Каждое лето Мейзель бесконечно мотался из одной смрадной избы в другую, пытаясь сделать хоть что-то, хоть как-то помочь. Напрасно. Матери уходили в поле еще до света, возвращались затемно. Новорожденных оставляли на младших, чудом выживших детей, на полоумных стариков. Или совсем одних. Счастье, если в доме была корова. Если нет… В лучшем случае нажевывали в тряпку хлеба с кислым квасом или брагой, в худшем – давали рожок, самый обычный коровий рог, к которому привязывался отрезанный и тоже коровий сосок. В рожок заливали жидкую кашу. К вечеру, в жаре, сосок превращался в кусок тухлого мяса, каша закисала. В такой же кусок тухлого мяса часто превращался и сам младенец, которого сутками держали в замаранных тугих свивальниках, так что Мейзель часами потом вычищал из распухших язв мушиные личинки без малейшей надежды, что это поможет, просто повинуясь совести и долгу.
Он всё понимал, ей-богу: каторжная работа, усталость, невежество, да что там невежество – настоящая дремучесть; он не понимал только одного – почему в избах была такая чудовищная, невообразимая грязь? Почему каша в рожке, и без того дрянная, часто была с тараканами и трухой? Почему дети червивели заживо? Почему нельзя было, ладно – не вымыть, но хотя бы проветрить? Перетряхнуть кишащие вшами и блохами лежанки?

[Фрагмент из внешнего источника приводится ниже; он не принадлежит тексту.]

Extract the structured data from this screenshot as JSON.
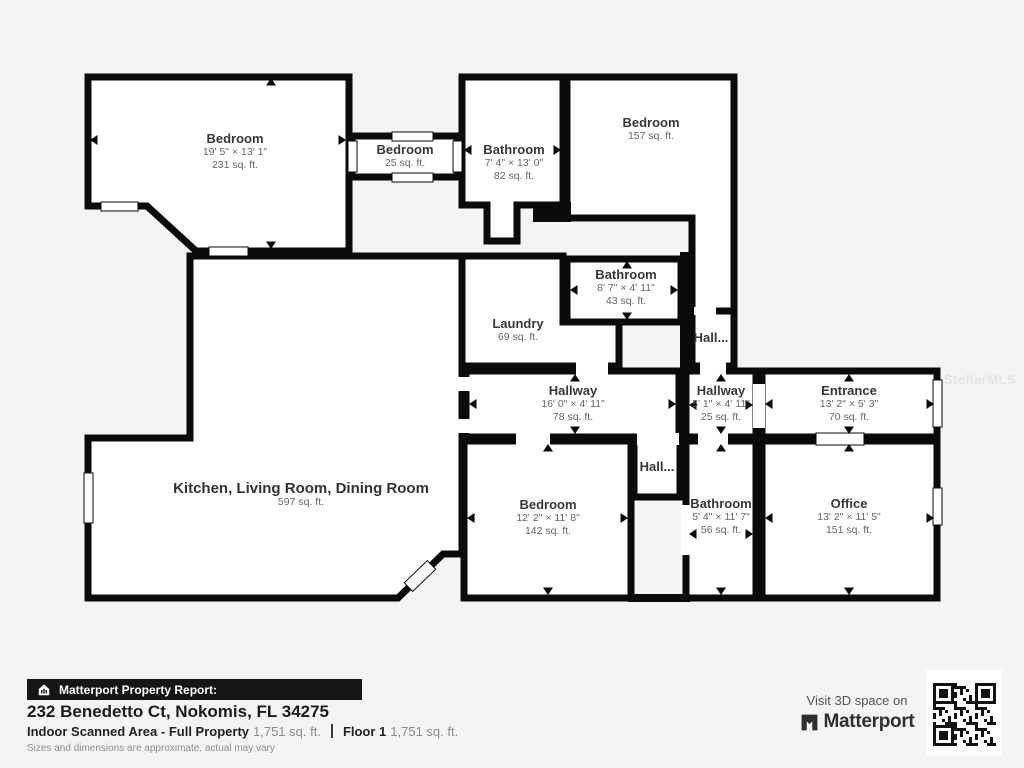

Это был вопрос не врача, а отчаянно, почти патологически брезгливого человека. Коллеги Мейзеля если и ушли от крестьян, то всего на пару шагов. Из мертвецкой в родильную палату входили в одном и том же сюртуке, и в нем же отправлялись на дружескую пирушку. Земмельвейс, попытавшийся привить медикам любовь к мытью рук раствором хлорной извести, умер в шестьдесят пятом, чокнутый, осмеянный, в сумасшедшем доме. Мейзель и слыхом о нем не слыхивал, разумеется, не догадывался, что через тринадцать лет всего воцарится карболка, врачи разом, будто не было никакого затравленного Земмельвейса, заговорят об асептике и антисептике, о стерильности, об обработке ран и рук. Просто грязь и плоть были невыносимы ему физически. И кровь. Особенно кровь. Полнейшая по сути профессиональная непригодность.